Dalle indagini è emerso che il gruppo illecito, guidato dai fratelli Damiano e Giuseppe Fabiano, avrebbe gestito «apprezzabili quantitativi di stupefacenti, provenienti da contesti delinquenziali di elevato spessore ‘ndranghetistico». Dato questo che, secondo quanto si legge nell’ordinanza, «ha trovato una plausibile e condivisibile interpretazione nell’approfondita analisi di contesto sulle origini del fenomeno associativo, che si connota di un forte legame familistico con un altro fenomeno di criminalità organizzata, di risalente e riconosciuta importanza, caratterizzato da importanti ramificazioni anche nel Nord Italia». Si tratta della cosca Procopio-Mongiardo di San Sostene. «Ciò - riporta ancora l’ordinanza - in quanto Antonella Procopio, moglie di Giuseppe Fabiano, è figlia di Giuseppe Procopio, gravato da plurimi precedenti penali, cugino di Gerardo Procopio, al vertice dell’omonima famiglia criminale».
Per quanto riguarda la figura di Emanuele Mancuso - che risulta indagato per reati in materia di armi, nonché per estorsione perpetrata nei confronti di Damiano Fabiano e degli appartenenti all’organizzazione, anche se non è stato raggiunto da misura cautelare – lo stesso avrebbe «intrattenuto qualificati rapporti relazionali con i promotori ed i partecipanti all’associazione finalizzata al traffico di droga, con lo scopo di rifornire il sodalizio di sostanze provenienti da soggetti appartenenti al circuito di narcotraffico a cui era organico». I rapporti, però, non si sarebbero limitati alla sola compravendita di sostanze stupefacenti, «ma – è scritto nell’ordinanza - hanno riguardato altresì il complementare traffico di armi ed esplosivi (anche da guerra)».
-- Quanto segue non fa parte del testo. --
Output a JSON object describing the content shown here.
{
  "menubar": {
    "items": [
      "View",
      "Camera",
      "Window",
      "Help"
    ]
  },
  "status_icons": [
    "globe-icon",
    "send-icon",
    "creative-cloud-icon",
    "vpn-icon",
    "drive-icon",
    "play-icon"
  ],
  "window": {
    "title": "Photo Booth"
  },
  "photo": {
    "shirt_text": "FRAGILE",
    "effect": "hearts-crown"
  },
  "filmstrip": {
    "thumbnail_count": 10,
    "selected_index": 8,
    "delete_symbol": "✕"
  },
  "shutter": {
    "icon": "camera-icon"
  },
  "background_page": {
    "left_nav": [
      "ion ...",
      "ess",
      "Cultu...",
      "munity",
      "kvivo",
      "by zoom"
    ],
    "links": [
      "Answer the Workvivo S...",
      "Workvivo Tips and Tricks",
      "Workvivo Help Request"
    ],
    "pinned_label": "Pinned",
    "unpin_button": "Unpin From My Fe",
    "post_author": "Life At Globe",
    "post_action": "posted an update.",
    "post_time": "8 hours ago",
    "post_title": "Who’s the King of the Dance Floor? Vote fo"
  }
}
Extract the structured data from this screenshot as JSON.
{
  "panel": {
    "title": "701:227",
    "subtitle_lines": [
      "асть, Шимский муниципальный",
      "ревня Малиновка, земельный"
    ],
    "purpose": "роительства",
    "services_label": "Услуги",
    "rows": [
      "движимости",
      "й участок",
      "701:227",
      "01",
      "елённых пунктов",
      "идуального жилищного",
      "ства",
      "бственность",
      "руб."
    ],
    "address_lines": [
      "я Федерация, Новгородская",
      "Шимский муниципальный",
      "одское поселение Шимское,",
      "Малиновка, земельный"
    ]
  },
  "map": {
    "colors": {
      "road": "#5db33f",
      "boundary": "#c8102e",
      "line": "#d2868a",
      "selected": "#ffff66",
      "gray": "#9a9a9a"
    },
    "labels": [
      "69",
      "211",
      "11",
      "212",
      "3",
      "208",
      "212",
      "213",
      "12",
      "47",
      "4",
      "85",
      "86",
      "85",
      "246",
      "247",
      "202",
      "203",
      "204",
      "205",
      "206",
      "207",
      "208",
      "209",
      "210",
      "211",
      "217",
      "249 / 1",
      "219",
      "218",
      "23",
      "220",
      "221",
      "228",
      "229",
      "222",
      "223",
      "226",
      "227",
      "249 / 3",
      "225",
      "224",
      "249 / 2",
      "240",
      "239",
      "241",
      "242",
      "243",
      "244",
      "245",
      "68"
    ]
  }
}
Il collaboratore di giustizia colloca l’origine del rapporto con i fratelli Fabiano nel settembre 2017, quando Damiano e Giuseppe, a lui introdotti da Daniele Cortese (anch’egli convolto nell’operazione, ndr), «si erano presentati con del denaro per acquistare alcuni quantitativi di cocaina. Il collaboratore - si legge nell’ordinanza – ha riferito dell’esistenza di un rapporto, legato al narcotraffico, con i fratelli Fabiano, precisando che, al momento del primo incontro, Cortese già vantasse un significativo credito (dell’entità di almeno 1200 euro) derivante da precedenti cessioni di sostanza stupefacente, nonché di avere compreso dell’esistenza di precedenti rapporti di fornitura, da parte di Cortese, che potevano giustificare le rivendicazioni del suo socio». Secondo quanto dichiarato da Mancuso, «i Fabiano risultavano già inseriti nelle dinamiche di traffico di stupefacenti e di altre attività criminali ancor prima dei miei rapporti per come riferito, iniziati per il tramite di Daniele Cortese. Ritengo che Daniele Cortese abbia ceduto stupefacente ai Fabiano prima dell’inizio dei rapporti con me. Lo deduco dal fatto che li ho visti presentarsi con Cortese la prima volta al Bingo già con i soldi in mano per acquistare lo stupefacente».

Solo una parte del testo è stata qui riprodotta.